Those of you who know me might remember the story of how my family came to be split between two continents. Reading “The Day I Left” will help contextualise this post.
Clothes, shoes, books, papers,
Poems, stories, novels, articles. Photos, family, memories, soul, Love.Tangible and un-lasting. Intangible and lasting. Beyond the present. Eternal. Lives well lived, well loved. Lives handed back, Ashes to ashes dust to dust. Lives unravelled. Secrets revealed… (At least those that were discovered)…
With the passing of my Gran a few years ago and my Uncle last year the task of clearing the apartment in Lisbon is in my Mom’s hands. I don’t have the words to express what it feels like to go through the lives of special family you love.
Fragmented thoughts flit through my mind during the day.
Giving away their clothes to the local parish – how mundane. Yet poor people are going to have clean dry clothes to wear and warm coats to keep the winter chill away.
Finding unexpected treasurers like a leather box filled with love letters, the paper yellowing and fragile…finding remnants of tragic love, lost love, unrequited love…and looking at someone you knew so well with different, wondering eyes.
The questions that go thru my mind – why did they keep this trinket? What did this picture mean to them? Who is this person in this photo?
Faded memories are brought back to life in full colour and sound.
Black and white family photos – old-fashioned poses with the matriarch and patriarch (my Great-Grandparents) in front surrounded by the children and grandchildren at the back.
School photos of me, my sister and my brother on the walls.

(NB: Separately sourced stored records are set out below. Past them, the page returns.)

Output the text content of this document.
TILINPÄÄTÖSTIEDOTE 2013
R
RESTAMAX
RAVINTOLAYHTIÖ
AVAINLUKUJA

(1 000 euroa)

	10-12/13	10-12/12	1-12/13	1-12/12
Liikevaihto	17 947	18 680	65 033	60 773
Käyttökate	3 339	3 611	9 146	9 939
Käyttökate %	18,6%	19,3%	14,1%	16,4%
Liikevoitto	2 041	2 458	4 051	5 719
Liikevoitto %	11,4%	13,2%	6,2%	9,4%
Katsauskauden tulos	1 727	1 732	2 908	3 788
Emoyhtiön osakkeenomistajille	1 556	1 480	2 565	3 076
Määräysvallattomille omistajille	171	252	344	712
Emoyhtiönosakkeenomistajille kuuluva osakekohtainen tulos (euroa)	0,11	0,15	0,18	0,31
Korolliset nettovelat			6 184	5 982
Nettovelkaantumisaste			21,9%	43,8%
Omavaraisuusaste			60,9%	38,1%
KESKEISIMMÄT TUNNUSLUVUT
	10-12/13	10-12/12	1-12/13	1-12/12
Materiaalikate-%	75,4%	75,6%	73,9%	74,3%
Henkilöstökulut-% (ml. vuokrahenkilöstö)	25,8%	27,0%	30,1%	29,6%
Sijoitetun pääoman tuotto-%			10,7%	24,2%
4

Photos of my wedding sent from another country so they would have a memory of the day.
Everything in this flat still reminds me of them. Smells, textures, the feel of the place. My Mom and I refer to the things as belonging to them…”Didn’t Avo have a toaster?”, “Where did Tio keep the teapot?”
This space will always remind me of them. When the walls are painted, the floors redone and new furniture occupying new spots this space will always remind me of them.
It feels like lives have been unravelled and me and my Mom are helping by giving away some of their belongings. But by keeping this space enlivened with new energy, we are in actual fact keeping their memory alive.
That thought is what keeps my Mom and I coming to this country half-way across the world every year.
Tangible and un-lasting. Intangible and lasting. Beyond the present. Eternal. In memory of Maria Luisa Cunha and Guilherme de Mello.